With the picture of Dynamic Quality as unmediated experience, we can read
another piece of evidence as not just an over-embellishment. In Ch 8
(beginning), Pirsig uses the glasses analogy. He says, "The culture in
which we live hands us a set of intellectual glasses to interpret
experience with...." This is great. However, historicists say that its
intellectual glasses all the way down. Pirsig however says, "If someone
sees things through a somewhat different set of glasses or, God help him,
_takes his glasses off_, [my emphasis] the natural tendency of those who
still have their glasses on is to regard his statements as somewhat weird,
if not actually crazy." It might be easy to try and gloss this as Pirsig
simply going a little too far over the top and that we shouldn't take him
so literally. However, in light of "DQ as unmediated experience" and his
later discussion of insanity, it seems to me clear that Pirsig does think
we can get behind our language, our concepts, our appearances.

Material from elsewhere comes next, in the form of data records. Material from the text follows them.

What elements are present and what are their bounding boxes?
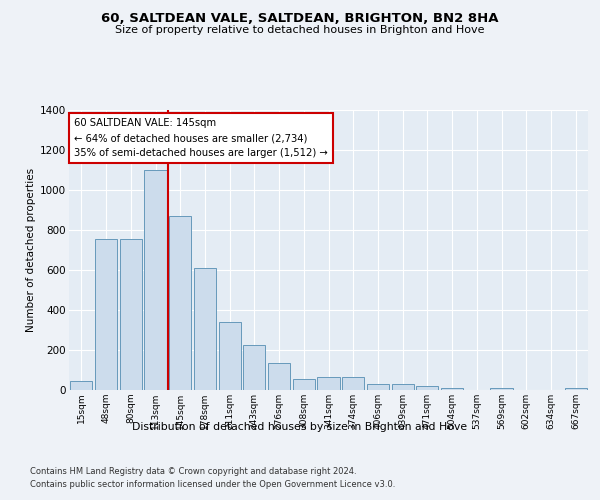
Bar (441, 388, 463, 390)
Text: Contains HM Land Registry data © Crown copyright and database right 2024.: Contains HM Land Registry data © Crown c… (30, 468, 356, 476)
Bar (293, 379, 315, 390)
Y-axis label: Number of detached properties: Number of detached properties (26, 168, 36, 332)
Bar (490, 388, 512, 390)
Bar (565, 388, 587, 390)
Bar (70, 381, 92, 390)
Bar (119, 239, 142, 390)
Bar (342, 377, 364, 390)
Bar (392, 384, 414, 390)
Bar (169, 216, 191, 390)
Bar (243, 345, 265, 390)
Bar (145, 170, 167, 390)
Bar (95, 239, 117, 390)
Bar (367, 384, 389, 390)
Bar (317, 377, 340, 390)
Bar (218, 322, 241, 390)
Bar (194, 268, 216, 390)
Text: Size of property relative to detached houses in Brighton and Hove: Size of property relative to detached ho… (115, 25, 485, 35)
Text: 60, SALTDEAN VALE, SALTDEAN, BRIGHTON, BN2 8HA: 60, SALTDEAN VALE, SALTDEAN, BRIGHTON, B… (101, 12, 499, 26)
Text: Distribution of detached houses by size in Brighton and Hove: Distribution of detached houses by size … (133, 422, 467, 432)
Bar (416, 386, 439, 390)
Text: 60 SALTDEAN VALE: 145sqm
← 64% of detached houses are smaller (2,734)
35% of sem: 60 SALTDEAN VALE: 145sqm ← 64% of detach… (74, 118, 328, 158)
Bar (268, 363, 290, 390)
Text: Contains public sector information licensed under the Open Government Licence v3: Contains public sector information licen… (30, 480, 395, 489)
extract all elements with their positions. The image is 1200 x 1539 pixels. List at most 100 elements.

The last piece of solid evidence that I've had roiling around in the back
of my head, and I've yet to produce, is Pirsig's concluding slogan in Lila:
"Good is a noun." There are several ways we can interpret this, but when
we make "good" a noun rather than as an adjective, as pragmatists wish to
make it, we make it an object of inquiry. There is a way of reading this
out, but I don't think Pirsig would have opposed "Good as a noun" to "Good
as an adjective" if he didn't want to make "Good" something "out
there." This, to me, is a profound mistake for a pragmatist to make.
These are just preliminary presentations of textual evidence. They don't
have the accompanying interpretive apparatus that I hope to someday
surround them with. However, I hope they open up the case for some of the
things I have been arguing for in the past 6 months.